German Jewish Refugee Rabbis and the American Synagogue

Cornelia Wilhelm
Neuere und Neueste Geschichte, Ludwig-Maximilians-Universität München

This paper explores the experience of German refugee rabbis across the religious spectrum and their encounter with the world of the American synagogue, its organizational structures and patterns, and the voluntary nature of American Judaism. Based on extensive data I have collected in a digital Humanities database and archival materials in Germany and the United States, I will evaluate the migration and resettlement of various refugee rabbis and evaluate the impact of their émigré status on their careers and professional lives in the United States.

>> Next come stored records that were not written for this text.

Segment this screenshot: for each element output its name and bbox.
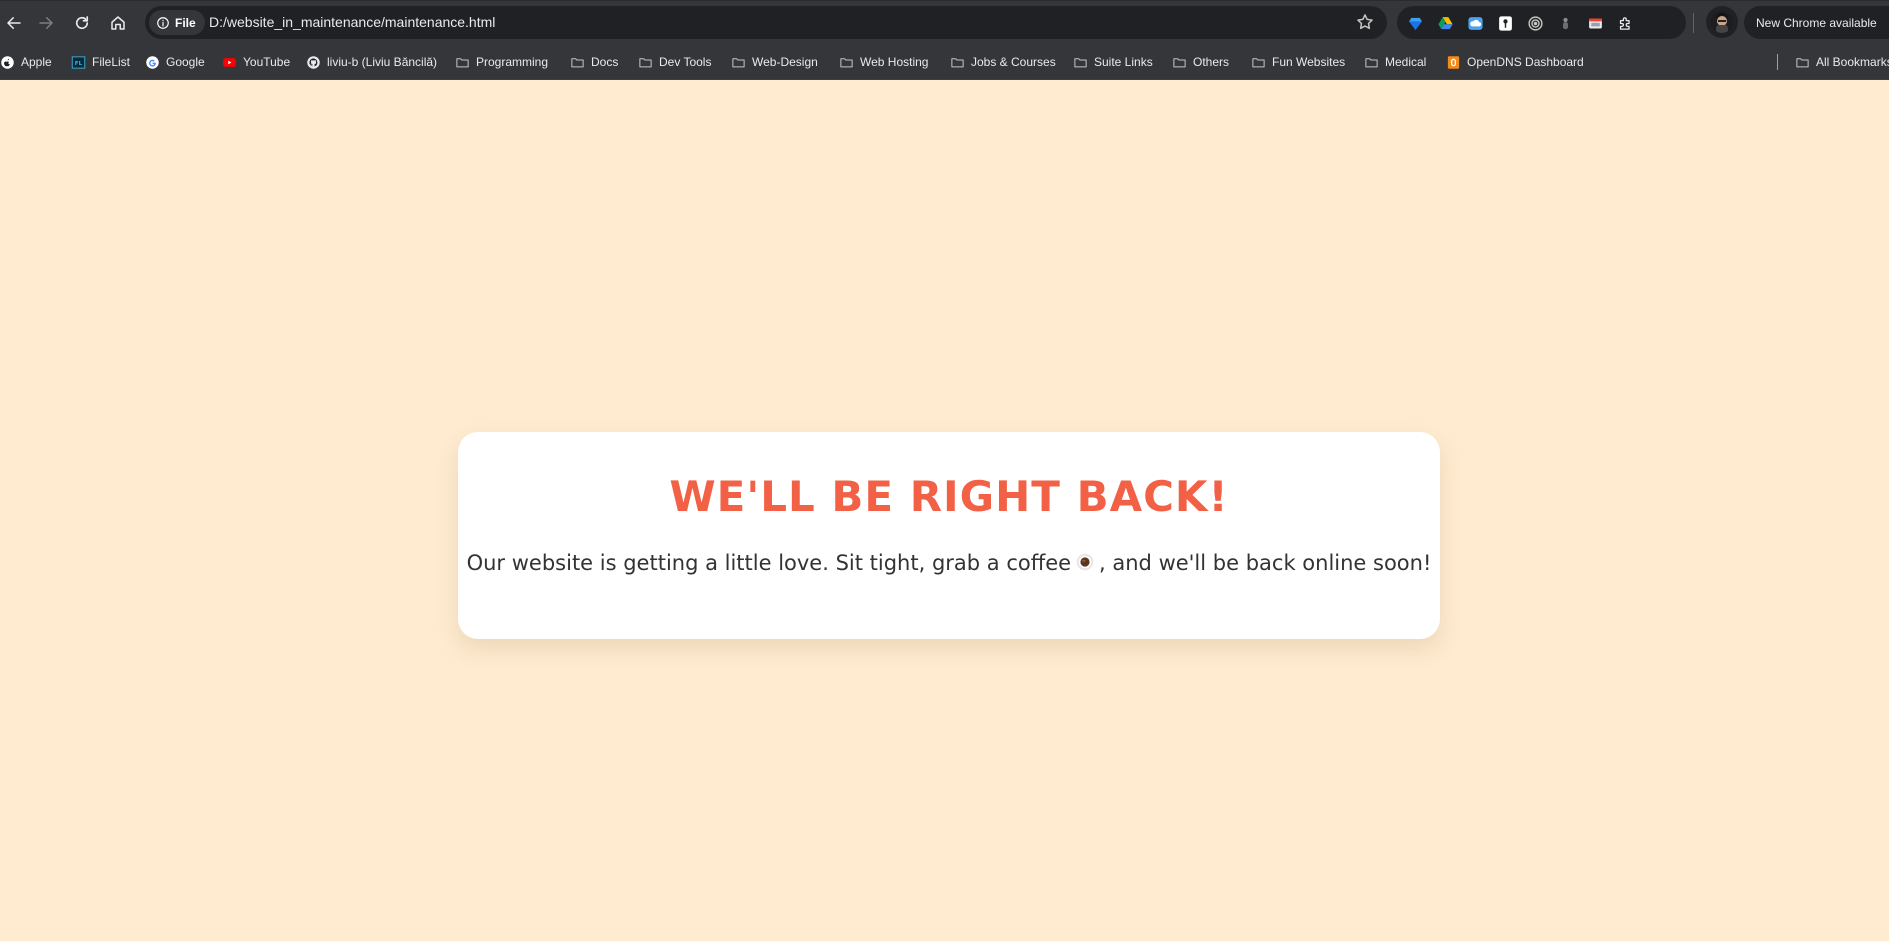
profile-avatar[interactable] [1706, 6, 1738, 38]
folder-icon [456, 57, 469, 67]
target-extension-icon[interactable] [1526, 14, 1544, 32]
password-manager-icon[interactable] [1496, 14, 1514, 32]
message-text: Our website is getting a little love. Si… [466, 551, 1072, 575]
folder-icon [1173, 57, 1186, 67]
toolbar-divider [1693, 13, 1694, 33]
puzzle-piece-icon[interactable] [1616, 14, 1634, 32]
folder-icon [571, 57, 584, 67]
cloud-extension-icon[interactable] [1466, 14, 1484, 32]
maintenance-message: Our website is getting a little love. Si… [458, 550, 1440, 577]
chrome-update-button[interactable]: New Chrome available [1744, 6, 1889, 39]
bookmark-label: FileList [92, 55, 131, 69]
bookmark-label: Web-Design [752, 55, 818, 69]
filelist-icon: FL [71, 55, 86, 69]
message-text-end: , and we'll be back online soon! [1099, 551, 1432, 575]
bookmark-filelist[interactable]: FL FileList [71, 52, 130, 72]
bookmark-label: YouTube [243, 55, 291, 69]
svg-text:FL: FL [75, 61, 83, 67]
folder-icon [840, 57, 853, 67]
bookmark-folder-dev-tools[interactable]: Dev Tools [638, 52, 711, 72]
all-bookmarks-label: All Bookmarks [1816, 55, 1889, 69]
folder-icon [1252, 57, 1265, 67]
maintenance-card: WE'LL BE RIGHT BACK! Our website is gett… [458, 432, 1440, 639]
site-info-chip[interactable]: File [149, 10, 205, 35]
bookmark-apple[interactable]: Apple [0, 52, 52, 72]
coffee-icon [1076, 553, 1094, 571]
home-button[interactable] [104, 9, 132, 37]
bookmark-label: Others [1193, 55, 1230, 69]
browser-toolbar: File D:/website_in_maintenance/maintenan… [0, 0, 1889, 44]
bookmark-label: Medical [1385, 55, 1427, 69]
forward-button[interactable] [32, 9, 60, 37]
bookmark-youtube[interactable]: YouTube [222, 52, 290, 72]
google-drive-icon[interactable] [1436, 14, 1454, 32]
bookmark-star-icon[interactable] [1355, 12, 1375, 32]
figure-extension-icon[interactable] [1556, 14, 1574, 32]
bookmarks-bar: Apple FL FileList Google YouTube liviu-b… [0, 44, 1889, 80]
bookmark-label: OpenDNS Dashboard [1467, 55, 1584, 69]
reload-icon [75, 16, 89, 30]
bookmark-label: Suite Links [1094, 55, 1153, 69]
google-icon [146, 55, 159, 69]
bookmark-label: Web Hosting [860, 55, 929, 69]
folder-icon [732, 57, 745, 67]
site-chip-label: File [175, 15, 196, 30]
gem-extension-icon[interactable] [1406, 14, 1424, 32]
bookmark-folder-others[interactable]: Others [1172, 52, 1229, 72]
bookmark-label: liviu-b (Liviu Băncilă) [327, 55, 438, 69]
bookmark-folder-web-hosting[interactable]: Web Hosting [839, 52, 928, 72]
bookmark-label: Docs [591, 55, 619, 69]
reload-button[interactable] [68, 9, 96, 37]
avatar-image [1711, 11, 1733, 33]
all-bookmarks-folder[interactable]: All Bookmarks [1795, 52, 1889, 72]
window-extension-icon[interactable] [1586, 14, 1604, 32]
arrow-left-icon [7, 17, 21, 29]
bookmarks-separator [1777, 54, 1778, 70]
bookmark-label: Fun Websites [1272, 55, 1346, 69]
maintenance-heading: WE'LL BE RIGHT BACK! [669, 472, 1229, 521]
apple-icon [1, 55, 14, 69]
bookmark-folder-web-design[interactable]: Web-Design [731, 52, 818, 72]
folder-icon [639, 57, 652, 67]
arrow-right-icon [39, 17, 53, 29]
extensions-bar [1397, 6, 1686, 39]
folder-icon [951, 57, 964, 67]
address-bar[interactable]: File D:/website_in_maintenance/maintenan… [145, 6, 1387, 39]
bookmark-folder-suite-links[interactable]: Suite Links [1073, 52, 1153, 72]
bookmark-google[interactable]: Google [145, 52, 205, 72]
bookmark-folder-medical[interactable]: Medical [1364, 52, 1426, 72]
bookmark-label: Google [166, 55, 205, 69]
bookmark-folder-docs[interactable]: Docs [570, 52, 618, 72]
bookmark-label: Programming [476, 55, 549, 69]
github-icon [307, 55, 320, 69]
bookmark-label: Dev Tools [659, 55, 712, 69]
folder-icon [1365, 57, 1378, 67]
bookmark-label: Apple [21, 55, 52, 69]
update-label: New Chrome available [1756, 15, 1877, 30]
bookmark-label: Jobs & Courses [971, 55, 1056, 69]
bookmark-folder-fun-websites[interactable]: Fun Websites [1251, 52, 1345, 72]
folder-icon [1074, 57, 1087, 67]
home-icon [111, 16, 125, 30]
bookmark-opendns[interactable]: OpenDNS Dashboard [1446, 52, 1584, 72]
youtube-icon [223, 57, 236, 67]
bookmark-folder-programming[interactable]: Programming [455, 52, 548, 72]
url-text[interactable]: D:/website_in_maintenance/maintenance.ht… [209, 14, 495, 30]
bookmark-folder-jobs-courses[interactable]: Jobs & Courses [950, 52, 1056, 72]
opendns-icon [1447, 55, 1460, 69]
folder-icon [1796, 57, 1809, 67]
bookmark-github[interactable]: liviu-b (Liviu Băncilă) [306, 52, 437, 72]
back-button[interactable] [0, 9, 28, 37]
info-icon [157, 16, 169, 29]
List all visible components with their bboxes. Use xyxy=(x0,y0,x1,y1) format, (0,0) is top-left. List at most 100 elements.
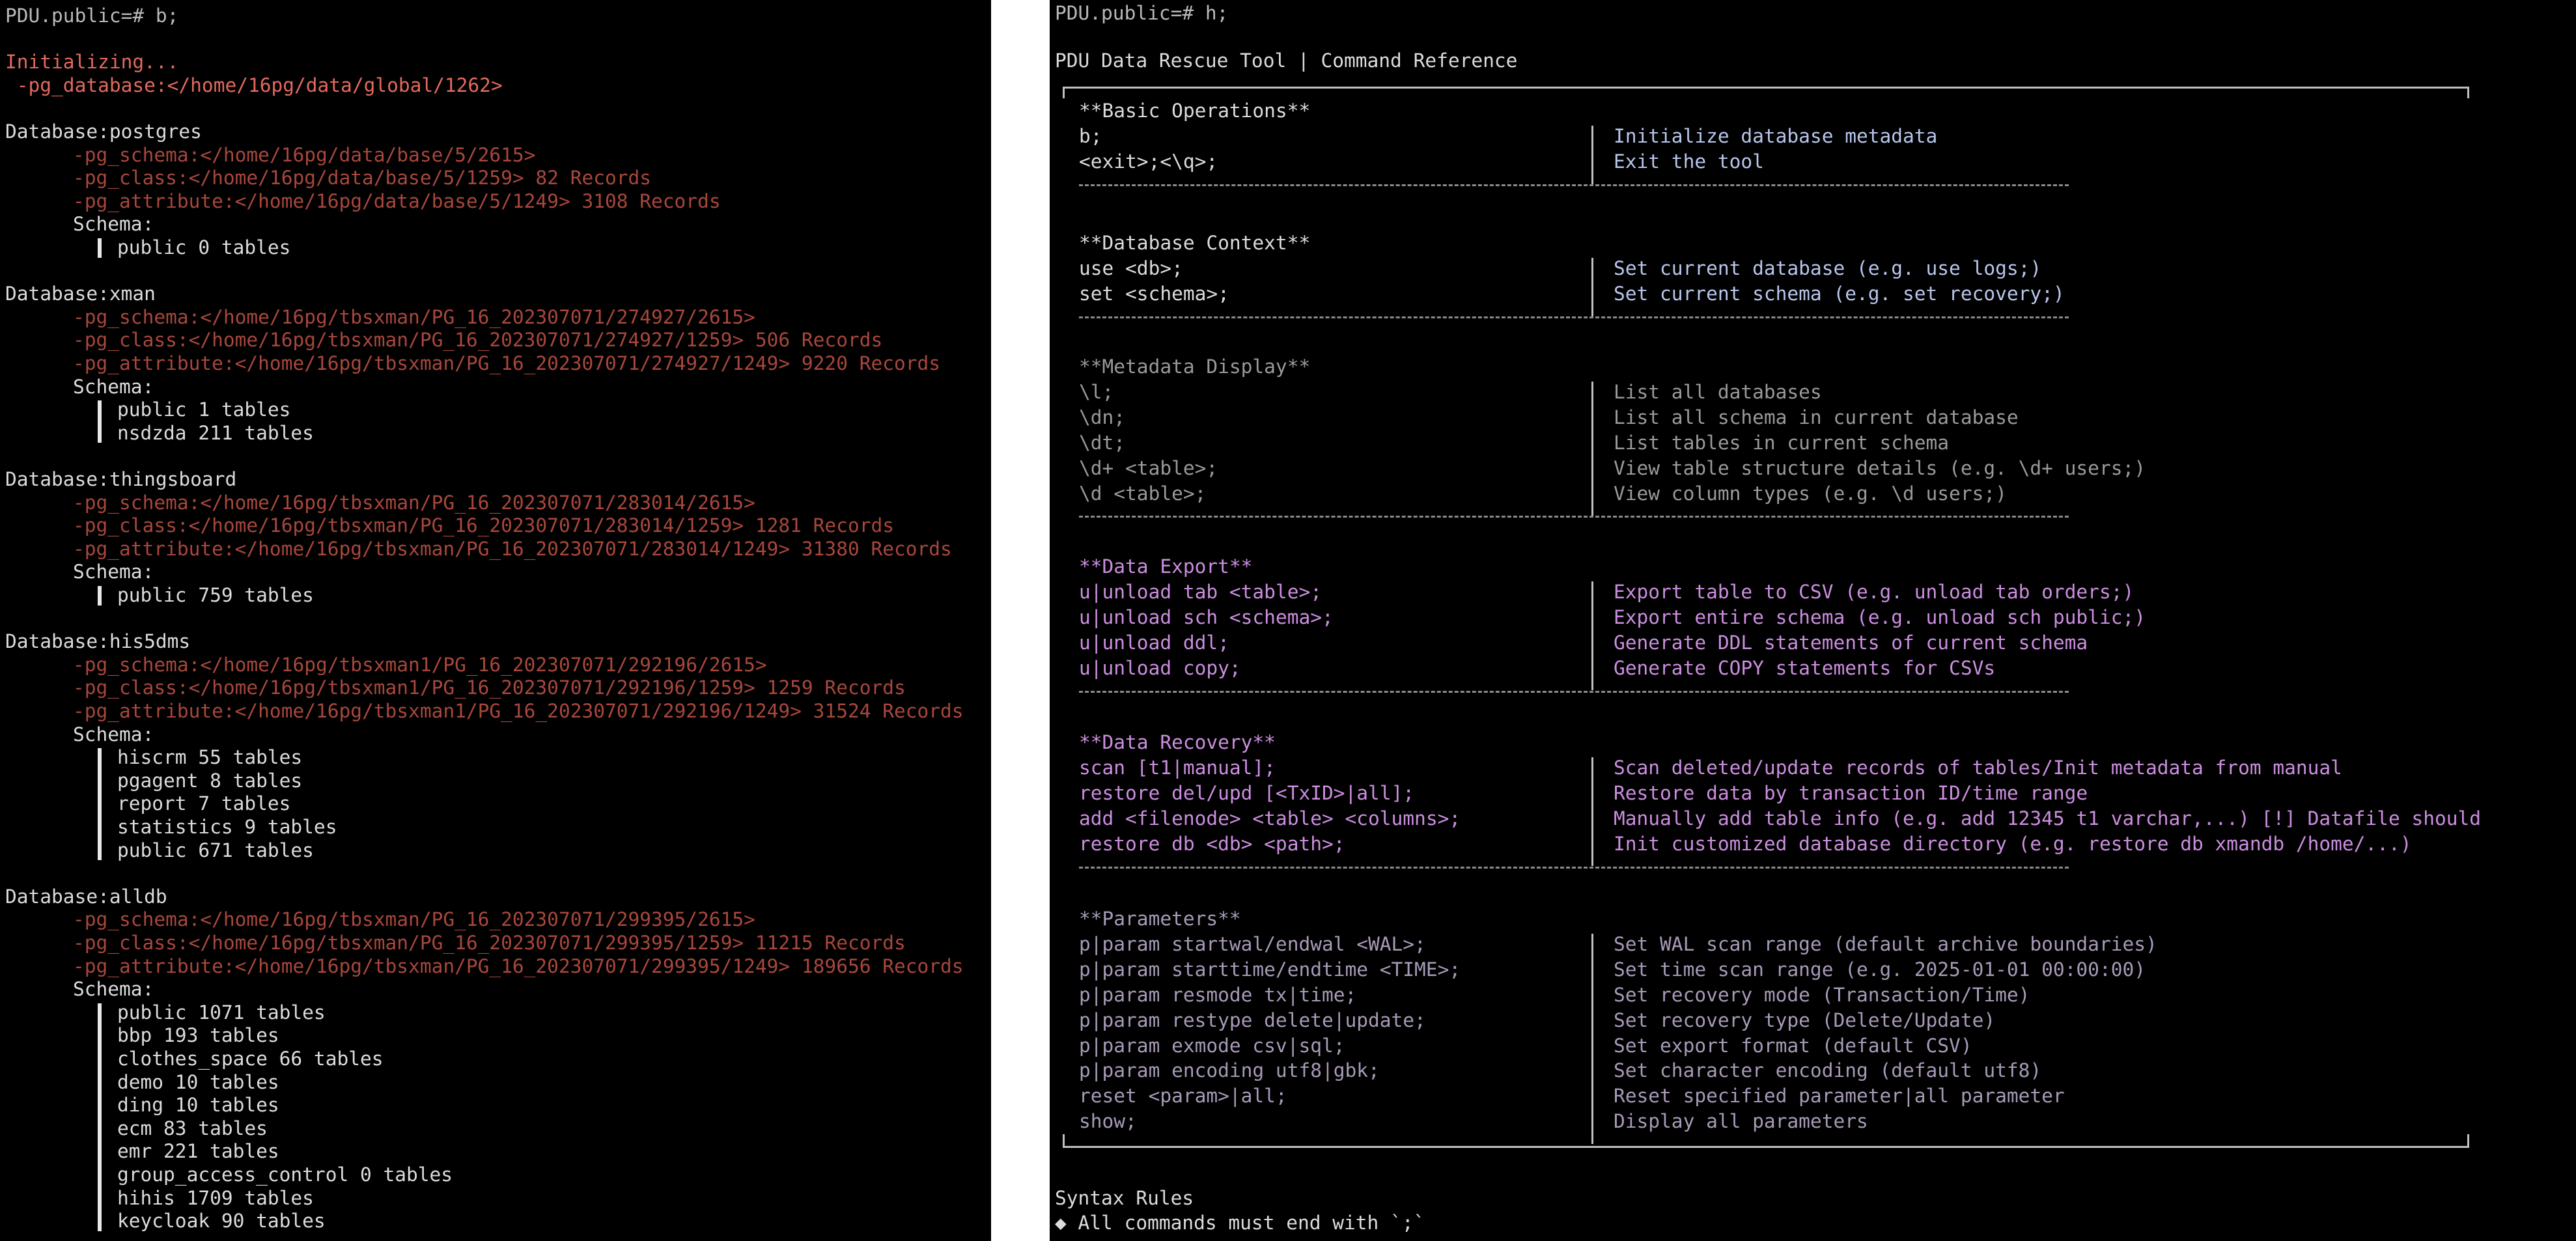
schema-entry: bbp 193 tables xyxy=(117,1024,279,1047)
command-description: Set character encoding (default utf8) xyxy=(1614,1059,2042,1082)
section-heading: **Parameters** xyxy=(1079,908,1241,930)
command-description: View table structure details (e.g. \d+ u… xyxy=(1614,456,2146,479)
init-message: Initializing... xyxy=(5,51,179,74)
column-divider xyxy=(1591,933,1593,1145)
section-heading: **Basic Operations** xyxy=(1079,100,1311,122)
command-syntax: \dt; xyxy=(1079,431,1126,454)
schema-entry: nsdzda 211 tables xyxy=(117,421,314,444)
schema-entry: clothes_space 66 tables xyxy=(117,1048,384,1070)
section-separator xyxy=(1079,690,2069,693)
pg-class-path: -pg_class:</home/16pg/tbsxman1/PG_16_202… xyxy=(73,676,906,699)
help-box-right-tick xyxy=(2467,87,2469,98)
section-separator xyxy=(1079,316,2069,318)
pg-schema-path: -pg_schema:</home/16pg/tbsxman/PG_16_202… xyxy=(73,305,755,328)
command-syntax: u|unload tab <table>; xyxy=(1079,580,1322,603)
command-syntax: b; xyxy=(1079,124,1102,147)
schema-entry: public 1071 tables xyxy=(117,1001,326,1024)
command-description: Generate COPY statements for CSVs xyxy=(1614,656,1996,679)
pg-database-path: -pg_database:</home/16pg/data/global/126… xyxy=(5,74,503,96)
help-title: PDU Data Rescue Tool | Command Reference xyxy=(1055,49,1518,72)
pg-class-path: -pg_class:</home/16pg/tbsxman/PG_16_2023… xyxy=(73,329,883,352)
command-description: List all schema in current database xyxy=(1614,406,2019,428)
database-header: Database:thingsboard xyxy=(5,468,237,490)
schema-entry: demo 10 tables xyxy=(117,1070,279,1093)
pg-class-path: -pg_class:</home/16pg/tbsxman/PG_16_2023… xyxy=(73,514,894,537)
command-description: Generate DDL statements of current schem… xyxy=(1614,631,2088,654)
command-syntax: \l; xyxy=(1079,380,1114,403)
schema-entry: public 1 tables xyxy=(117,398,291,421)
schema-tree-bar xyxy=(98,748,102,861)
column-divider xyxy=(1591,757,1593,867)
section-heading: **Metadata Display** xyxy=(1079,356,1311,378)
left-terminal-pane[interactable]: PDU.public=# b; Initializing... -pg_datab… xyxy=(0,0,991,1241)
column-divider xyxy=(1591,581,1593,691)
pg-attribute-path: -pg_attribute:</home/16pg/tbsxman/PG_16_… xyxy=(73,955,964,977)
schema-entry: public 759 tables xyxy=(117,584,314,606)
help-box-right-tick xyxy=(2467,1134,2469,1146)
syntax-rules-title: Syntax Rules xyxy=(1055,1187,1194,1209)
pg-attribute-path: -pg_attribute:</home/16pg/tbsxman1/PG_16… xyxy=(73,700,964,722)
schema-entry: hiscrm 55 tables xyxy=(117,746,303,769)
pg-schema-path: -pg_schema:</home/16pg/data/base/5/2615> xyxy=(73,143,536,166)
schema-label: Schema: xyxy=(73,375,154,398)
schema-tree-bar xyxy=(98,586,102,606)
schema-tree-bar xyxy=(98,1003,102,1231)
command-syntax: use <db>; xyxy=(1079,257,1183,279)
schema-entry: hihis 1709 tables xyxy=(117,1186,314,1209)
command-description: View column types (e.g. \d users;) xyxy=(1614,482,2007,505)
pg-attribute-path: -pg_attribute:</home/16pg/data/base/5/12… xyxy=(73,189,721,212)
command-syntax: p|param resmode tx|time; xyxy=(1079,983,1357,1006)
section-separator xyxy=(1079,866,2069,869)
section-separator xyxy=(1079,184,2069,186)
pg-schema-path: -pg_schema:</home/16pg/tbsxman/PG_16_202… xyxy=(73,908,755,931)
schema-entry: statistics 9 tables xyxy=(117,816,337,838)
command-description: Export entire schema (e.g. unload sch pu… xyxy=(1614,606,2146,628)
command-syntax: u|unload sch <schema>; xyxy=(1079,606,1334,628)
schema-entry: group_access_control 0 tables xyxy=(117,1164,453,1186)
command-syntax: p|param restype delete|update; xyxy=(1079,1009,1426,1031)
schema-entry: pgagent 8 tables xyxy=(117,769,303,792)
command-description: Export table to CSV (e.g. unload tab ord… xyxy=(1614,580,2135,603)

In this way, I hope to delineate and explain how such figures adapted to and helped shape the American synagogue (in contradistinction to the traditional European kehillah-style communal structure) and the rabbinic profession, including their newfound political and business roles as American rabbis as well as the difficulties and challenges they encountered with respect to the religious movements of American Judaism.

In sum, this paper will highlight the profile of German-American refugee rabbis as a specific migrant group, particularly the characteristics and variables that distinguished them from American-trained rabbis. It will emphasize the refugee rabbis’ dedication to Jewish scholarship, innovations in liturgical practice, including efforts to create worship opportunities designed to appeal to families, and involvement with religious youth and summer camp activities. It will also explore the relationship these individuals carved out in the post-Holocaust era with their former communities in Europe, thus highlighting the rabbis’ transnational role as interlocutors and educators attuned to world Jewry’s and Germany’s sensitive encounter with a mutual past.